When getting your first draft down it is best to just write. Don’t think. Just write. And for me, that’s the only way I can ever get anything down on paper. I am an over thinker, but I have learned to put that aside, for a time. Once that first draft is finished, that is when I can no longer silence my analyzations, my questions, hesitations. Over thinking can be a gift, always working until I am completely satisfied with the result, or it can be the first step to a never ending cycle of rewrites. When I become caught up in unending rounds of questioning my judgment, rethinking and then requestioning my decisions, I turn to my  definitive bible to put these uncertainties to rest.

The New Oxford Guide to Writing is considered to be the essential guide to english mechanics. Listed as a suggested reading before entering almost all of the top MFA programs, it is something that any self respecting writer should not be without.

Covering everything from the writing process, finding ideas and subjects to the composition of a sentence, clauses, and even that tricky concept of how to correctly use a semicolon. For a fairly short book, it gives a thorough explanation in easy to understand language of literary devices, language structure and effective style. There are even several examples and nonexamples for each item. Possibly the most critical of all is that the great oxford comma debate is finally resolved. Not to give away the results but I can say it was logical, decisive, and convincing.

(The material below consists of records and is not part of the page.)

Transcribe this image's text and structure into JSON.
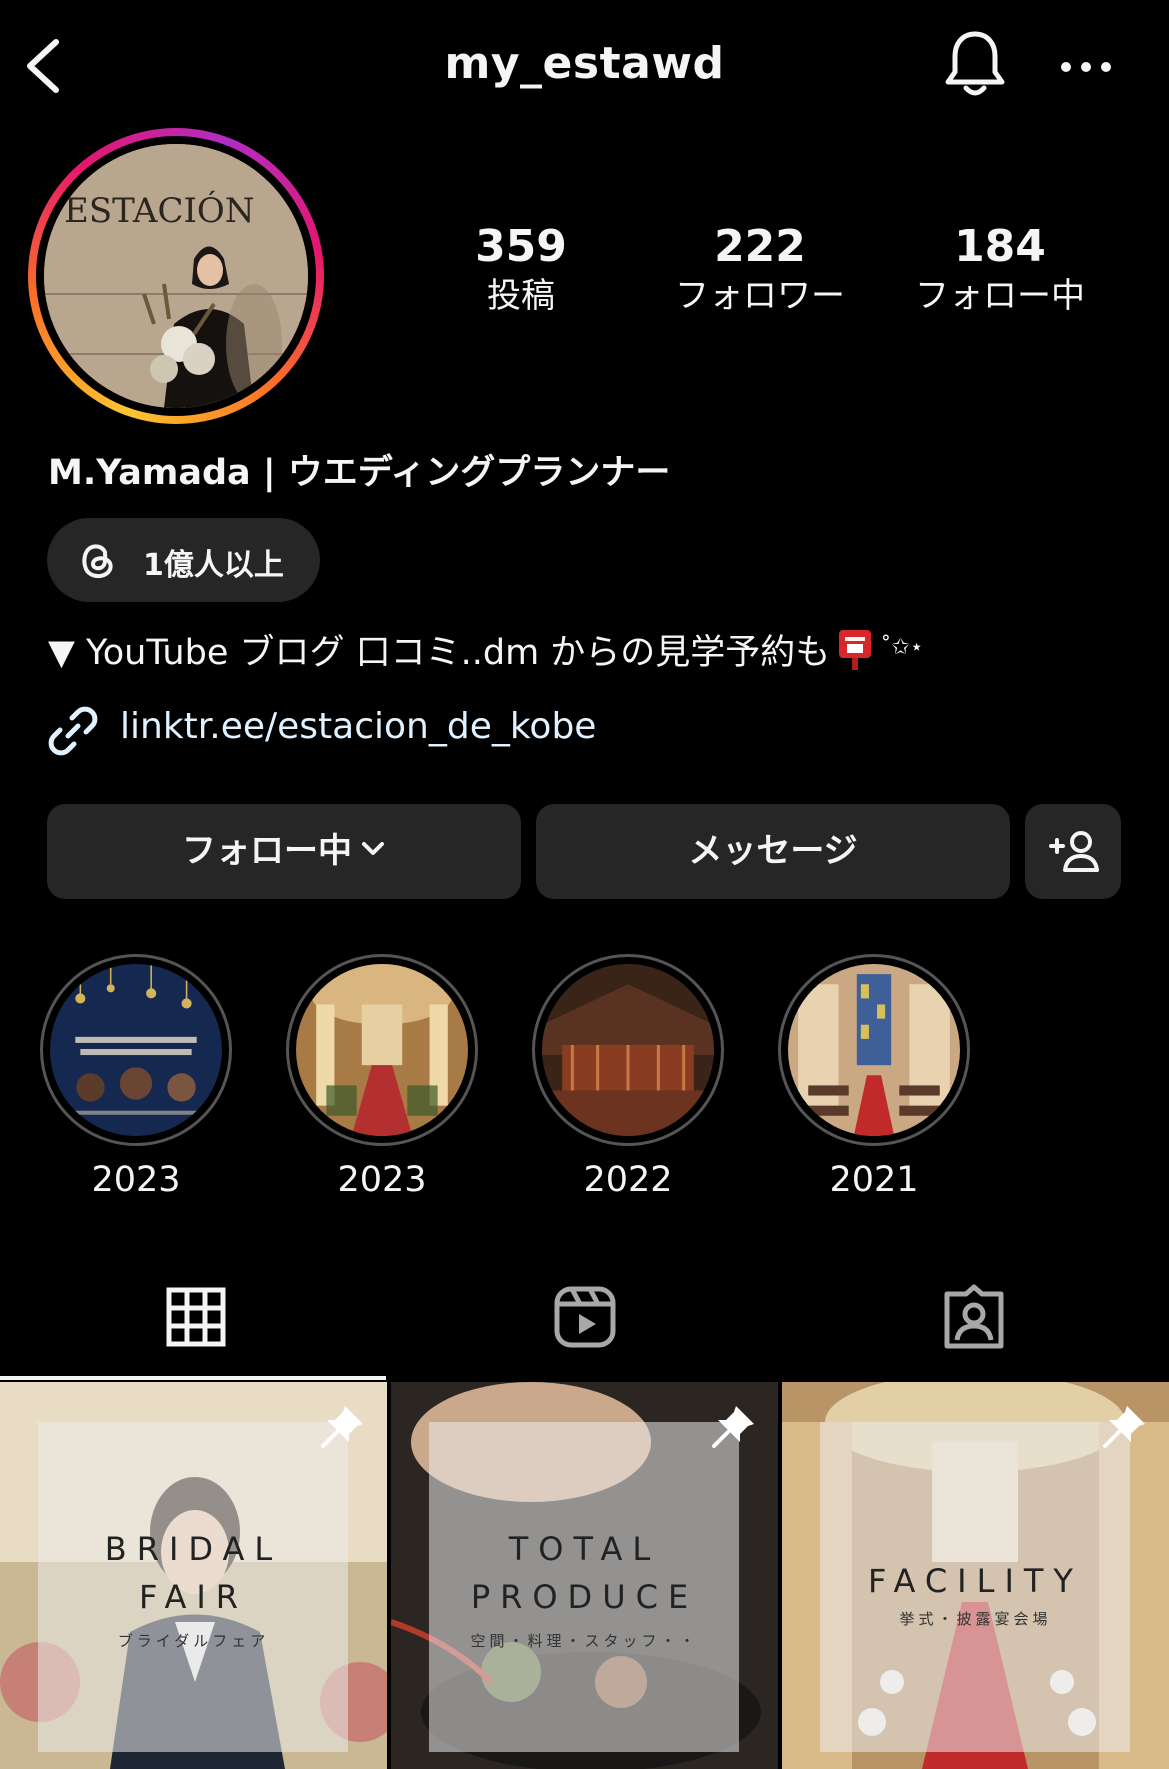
{
  "header": {
    "username": "my_estawd",
    "back_icon": "chevron-left-icon",
    "bell_icon": "bell-icon",
    "more_icon": "more-horizontal-icon"
  },
  "profile": {
    "avatar_text": "ESTACIÓN",
    "stats": [
      {
        "value": "359",
        "label": "投稿"
      },
      {
        "value": "222",
        "label": "フォロワー"
      },
      {
        "value": "184",
        "label": "フォロー中"
      }
    ],
    "display_name": "M.Yamada | ウエディングプランナー",
    "threads_badge": "1億人以上",
    "bio": "▼ YouTube ブログ 口コミ..dm からの見学予約も",
    "bio_sparkle": "˚✩⋆",
    "link": "linktr.ee/estacion_de_kobe"
  },
  "buttons": {
    "follow": "フォロー中",
    "message": "メッセージ",
    "add_user_icon": "add-user-icon"
  },
  "highlights": [
    {
      "label": "2023"
    },
    {
      "label": "2023"
    },
    {
      "label": "2022"
    },
    {
      "label": "2021"
    }
  ],
  "tabs": [
    "grid-icon",
    "reels-icon",
    "tagged-icon"
  ],
  "posts": [
    {
      "title_line1": "BRIDAL",
      "title_line2": "FAIR",
      "subtitle": "ブライダルフェア"
    },
    {
      "title_line1": "TOTAL",
      "title_line2": "PRODUCE",
      "subtitle": "空間・料理・スタッフ・・"
    },
    {
      "title_line1": "FACILITY",
      "title_line2": "",
      "subtitle": "挙式・披露宴会場"
    }
  ],
  "colors": {
    "background": "#000000",
    "button": "#262626",
    "link": "#e0f1ff"
  }
}
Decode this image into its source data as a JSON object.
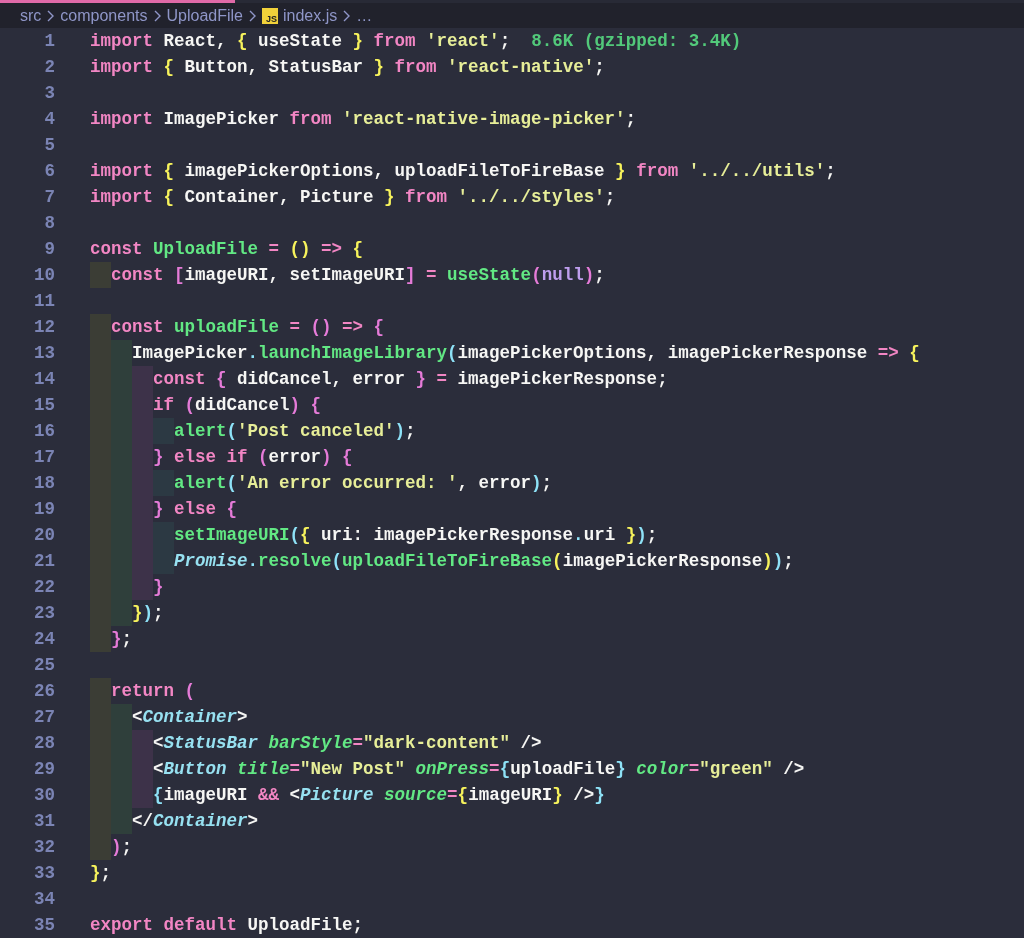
{
  "breadcrumb": [
    {
      "kind": "folder",
      "label": "src"
    },
    {
      "kind": "folder",
      "label": "components"
    },
    {
      "kind": "folder",
      "label": "UploadFile"
    },
    {
      "kind": "file",
      "label": "index.js",
      "badge": "JS"
    },
    {
      "kind": "more",
      "label": "…"
    }
  ],
  "code_lines": [
    {
      "number": "1",
      "tokens": [
        {
          "kind": "keyword",
          "text": "import"
        },
        {
          "kind": "plain",
          "text": " React, "
        },
        {
          "kind": "bracket1",
          "text": "{"
        },
        {
          "kind": "plain",
          "text": " useState "
        },
        {
          "kind": "bracket1",
          "text": "}"
        },
        {
          "kind": "keyword",
          "text": " from "
        },
        {
          "kind": "string",
          "text": "'react'"
        },
        {
          "kind": "plain",
          "text": ";"
        },
        {
          "kind": "cost",
          "text": "  8.6K (gzipped: 3.4K)"
        }
      ]
    },
    {
      "number": "2",
      "tokens": [
        {
          "kind": "keyword",
          "text": "import "
        },
        {
          "kind": "bracket1",
          "text": "{"
        },
        {
          "kind": "plain",
          "text": " Button, StatusBar "
        },
        {
          "kind": "bracket1",
          "text": "}"
        },
        {
          "kind": "keyword",
          "text": " from "
        },
        {
          "kind": "string",
          "text": "'react-native'"
        },
        {
          "kind": "plain",
          "text": ";"
        }
      ]
    },
    {
      "number": "3"
    },
    {
      "number": "4",
      "tokens": [
        {
          "kind": "keyword",
          "text": "import "
        },
        {
          "kind": "plain",
          "text": "ImagePicker "
        },
        {
          "kind": "keyword",
          "text": "from "
        },
        {
          "kind": "string",
          "text": "'react-native-image-picker'"
        },
        {
          "kind": "plain",
          "text": ";"
        }
      ]
    },
    {
      "number": "5"
    },
    {
      "number": "6",
      "tokens": [
        {
          "kind": "keyword",
          "text": "import "
        },
        {
          "kind": "bracket1",
          "text": "{"
        },
        {
          "kind": "plain",
          "text": " imagePickerOptions, uploadFileToFireBase "
        },
        {
          "kind": "bracket1",
          "text": "}"
        },
        {
          "kind": "keyword",
          "text": " from "
        },
        {
          "kind": "string",
          "text": "'../../utils'"
        },
        {
          "kind": "plain",
          "text": ";"
        }
      ]
    },
    {
      "number": "7",
      "tokens": [
        {
          "kind": "keyword",
          "text": "import "
        },
        {
          "kind": "bracket1",
          "text": "{"
        },
        {
          "kind": "plain",
          "text": " Container, Picture "
        },
        {
          "kind": "bracket1",
          "text": "}"
        },
        {
          "kind": "keyword",
          "text": " from "
        },
        {
          "kind": "string",
          "text": "'../../styles'"
        },
        {
          "kind": "plain",
          "text": ";"
        }
      ]
    },
    {
      "number": "8"
    },
    {
      "number": "9",
      "tokens": [
        {
          "kind": "keyword",
          "text": "const "
        },
        {
          "kind": "function",
          "text": "UploadFile "
        },
        {
          "kind": "operator",
          "text": "= "
        },
        {
          "kind": "bracket1",
          "text": "() "
        },
        {
          "kind": "operator",
          "text": "=> "
        },
        {
          "kind": "bracket1",
          "text": "{"
        }
      ]
    },
    {
      "number": "10",
      "tokens": [
        {
          "kind": "keyword",
          "text": "  const "
        },
        {
          "kind": "bracket2",
          "text": "["
        },
        {
          "kind": "plain",
          "text": "imageURI, setImageURI"
        },
        {
          "kind": "bracket2",
          "text": "]"
        },
        {
          "kind": "operator",
          "text": " = "
        },
        {
          "kind": "function",
          "text": "useState"
        },
        {
          "kind": "bracket2",
          "text": "("
        },
        {
          "kind": "constant",
          "text": "null"
        },
        {
          "kind": "bracket2",
          "text": ")"
        },
        {
          "kind": "plain",
          "text": ";"
        }
      ]
    },
    {
      "number": "11"
    },
    {
      "number": "12",
      "tokens": [
        {
          "kind": "keyword",
          "text": "  const "
        },
        {
          "kind": "function",
          "text": "uploadFile "
        },
        {
          "kind": "operator",
          "text": "= "
        },
        {
          "kind": "bracket2",
          "text": "() "
        },
        {
          "kind": "operator",
          "text": "=> "
        },
        {
          "kind": "bracket2",
          "text": "{"
        }
      ]
    },
    {
      "number": "13",
      "tokens": [
        {
          "kind": "plain",
          "text": "    ImagePicker"
        },
        {
          "kind": "bracket3",
          "text": "."
        },
        {
          "kind": "function",
          "text": "launchImageLibrary"
        },
        {
          "kind": "bracket3",
          "text": "("
        },
        {
          "kind": "plain",
          "text": "imagePickerOptions, imagePickerResponse "
        },
        {
          "kind": "operator",
          "text": "=> "
        },
        {
          "kind": "bracket1",
          "text": "{"
        }
      ]
    },
    {
      "number": "14",
      "tokens": [
        {
          "kind": "keyword",
          "text": "      const "
        },
        {
          "kind": "bracket2",
          "text": "{"
        },
        {
          "kind": "plain",
          "text": " didCancel, error "
        },
        {
          "kind": "bracket2",
          "text": "}"
        },
        {
          "kind": "operator",
          "text": " = "
        },
        {
          "kind": "plain",
          "text": "imagePickerResponse;"
        }
      ]
    },
    {
      "number": "15",
      "tokens": [
        {
          "kind": "keyword",
          "text": "      if "
        },
        {
          "kind": "bracket2",
          "text": "("
        },
        {
          "kind": "plain",
          "text": "didCancel"
        },
        {
          "kind": "bracket2",
          "text": ") {"
        }
      ]
    },
    {
      "number": "16",
      "tokens": [
        {
          "kind": "function",
          "text": "        alert"
        },
        {
          "kind": "bracket3",
          "text": "("
        },
        {
          "kind": "string",
          "text": "'Post canceled'"
        },
        {
          "kind": "bracket3",
          "text": ")"
        },
        {
          "kind": "plain",
          "text": ";"
        }
      ]
    },
    {
      "number": "17",
      "tokens": [
        {
          "kind": "bracket2",
          "text": "      }"
        },
        {
          "kind": "keyword",
          "text": " else if "
        },
        {
          "kind": "bracket2",
          "text": "("
        },
        {
          "kind": "plain",
          "text": "error"
        },
        {
          "kind": "bracket2",
          "text": ") {"
        }
      ]
    },
    {
      "number": "18",
      "tokens": [
        {
          "kind": "function",
          "text": "        alert"
        },
        {
          "kind": "bracket3",
          "text": "("
        },
        {
          "kind": "string",
          "text": "'An error occurred: '"
        },
        {
          "kind": "plain",
          "text": ", error"
        },
        {
          "kind": "bracket3",
          "text": ")"
        },
        {
          "kind": "plain",
          "text": ";"
        }
      ]
    },
    {
      "number": "19",
      "tokens": [
        {
          "kind": "bracket2",
          "text": "      }"
        },
        {
          "kind": "keyword",
          "text": " else "
        },
        {
          "kind": "bracket2",
          "text": "{"
        }
      ]
    },
    {
      "number": "20",
      "tokens": [
        {
          "kind": "function",
          "text": "        setImageURI"
        },
        {
          "kind": "bracket3",
          "text": "("
        },
        {
          "kind": "bracket1",
          "text": "{"
        },
        {
          "kind": "plain",
          "text": " uri: imagePickerResponse"
        },
        {
          "kind": "bracket3",
          "text": "."
        },
        {
          "kind": "plain",
          "text": "uri "
        },
        {
          "kind": "bracket1",
          "text": "}"
        },
        {
          "kind": "bracket3",
          "text": ")"
        },
        {
          "kind": "plain",
          "text": ";"
        }
      ]
    },
    {
      "number": "21",
      "tokens": [
        {
          "kind": "class",
          "text": "        Promise"
        },
        {
          "kind": "bracket3",
          "text": "."
        },
        {
          "kind": "function",
          "text": "resolve"
        },
        {
          "kind": "bracket3",
          "text": "("
        },
        {
          "kind": "function",
          "text": "uploadFileToFireBase"
        },
        {
          "kind": "bracket1",
          "text": "("
        },
        {
          "kind": "plain",
          "text": "imagePickerResponse"
        },
        {
          "kind": "bracket1",
          "text": ")"
        },
        {
          "kind": "bracket3",
          "text": ")"
        },
        {
          "kind": "plain",
          "text": ";"
        }
      ]
    },
    {
      "number": "22",
      "tokens": [
        {
          "kind": "bracket2",
          "text": "      }"
        }
      ]
    },
    {
      "number": "23",
      "tokens": [
        {
          "kind": "bracket1",
          "text": "    }"
        },
        {
          "kind": "bracket3",
          "text": ")"
        },
        {
          "kind": "plain",
          "text": ";"
        }
      ]
    },
    {
      "number": "24",
      "tokens": [
        {
          "kind": "bracket2",
          "text": "  }"
        },
        {
          "kind": "plain",
          "text": ";"
        }
      ]
    },
    {
      "number": "25"
    },
    {
      "number": "26",
      "tokens": [
        {
          "kind": "keyword",
          "text": "  return "
        },
        {
          "kind": "bracket2",
          "text": "("
        }
      ]
    },
    {
      "number": "27",
      "tokens": [
        {
          "kind": "plain",
          "text": "    <"
        },
        {
          "kind": "tag",
          "text": "Container"
        },
        {
          "kind": "plain",
          "text": ">"
        }
      ]
    },
    {
      "number": "28",
      "tokens": [
        {
          "kind": "plain",
          "text": "      <"
        },
        {
          "kind": "tag",
          "text": "StatusBar "
        },
        {
          "kind": "attribute",
          "text": "barStyle"
        },
        {
          "kind": "operator",
          "text": "="
        },
        {
          "kind": "string",
          "text": "\"dark-content\""
        },
        {
          "kind": "plain",
          "text": " />"
        }
      ]
    },
    {
      "number": "29",
      "tokens": [
        {
          "kind": "plain",
          "text": "      <"
        },
        {
          "kind": "tag",
          "text": "Button "
        },
        {
          "kind": "attribute",
          "text": "title"
        },
        {
          "kind": "operator",
          "text": "="
        },
        {
          "kind": "string",
          "text": "\"New Post\""
        },
        {
          "kind": "attribute",
          "text": " onPress"
        },
        {
          "kind": "operator",
          "text": "="
        },
        {
          "kind": "bracket3",
          "text": "{"
        },
        {
          "kind": "plain",
          "text": "uploadFile"
        },
        {
          "kind": "bracket3",
          "text": "}"
        },
        {
          "kind": "attribute",
          "text": " color"
        },
        {
          "kind": "operator",
          "text": "="
        },
        {
          "kind": "string",
          "text": "\"green\""
        },
        {
          "kind": "plain",
          "text": " />"
        }
      ]
    },
    {
      "number": "30",
      "tokens": [
        {
          "kind": "bracket3",
          "text": "      {"
        },
        {
          "kind": "plain",
          "text": "imageURI "
        },
        {
          "kind": "operator",
          "text": "&& "
        },
        {
          "kind": "plain",
          "text": "<"
        },
        {
          "kind": "tag",
          "text": "Picture "
        },
        {
          "kind": "attribute",
          "text": "source"
        },
        {
          "kind": "operator",
          "text": "="
        },
        {
          "kind": "bracket1",
          "text": "{"
        },
        {
          "kind": "plain",
          "text": "imageURI"
        },
        {
          "kind": "bracket1",
          "text": "}"
        },
        {
          "kind": "plain",
          "text": " />"
        },
        {
          "kind": "bracket3",
          "text": "}"
        }
      ]
    },
    {
      "number": "31",
      "tokens": [
        {
          "kind": "plain",
          "text": "    </"
        },
        {
          "kind": "tag",
          "text": "Container"
        },
        {
          "kind": "plain",
          "text": ">"
        }
      ]
    },
    {
      "number": "32",
      "tokens": [
        {
          "kind": "bracket2",
          "text": "  )"
        },
        {
          "kind": "plain",
          "text": ";"
        }
      ]
    },
    {
      "number": "33",
      "tokens": [
        {
          "kind": "bracket1",
          "text": "}"
        },
        {
          "kind": "plain",
          "text": ";"
        }
      ]
    },
    {
      "number": "34"
    },
    {
      "number": "35",
      "tokens": [
        {
          "kind": "keyword",
          "text": "export default "
        },
        {
          "kind": "plain",
          "text": "UploadFile;"
        }
      ]
    }
  ]
}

One intriguing find within this book, which I have not found in any other writing reference, is a diagram illustrating the difference between denotation and connotation. As a writer who enjoys toying with these variations in my writing, I loved finding that others consider this often overlooked strategy just as seriously as I do.

When you get to that dreaded editing and revising stage, keep this book by you. Put your mind at ease knowing that this will be there to put to rest those demons plaguing your work. Aspiring writers have enough demons to battle as it is, without independent clauses jumping into the mixture as well.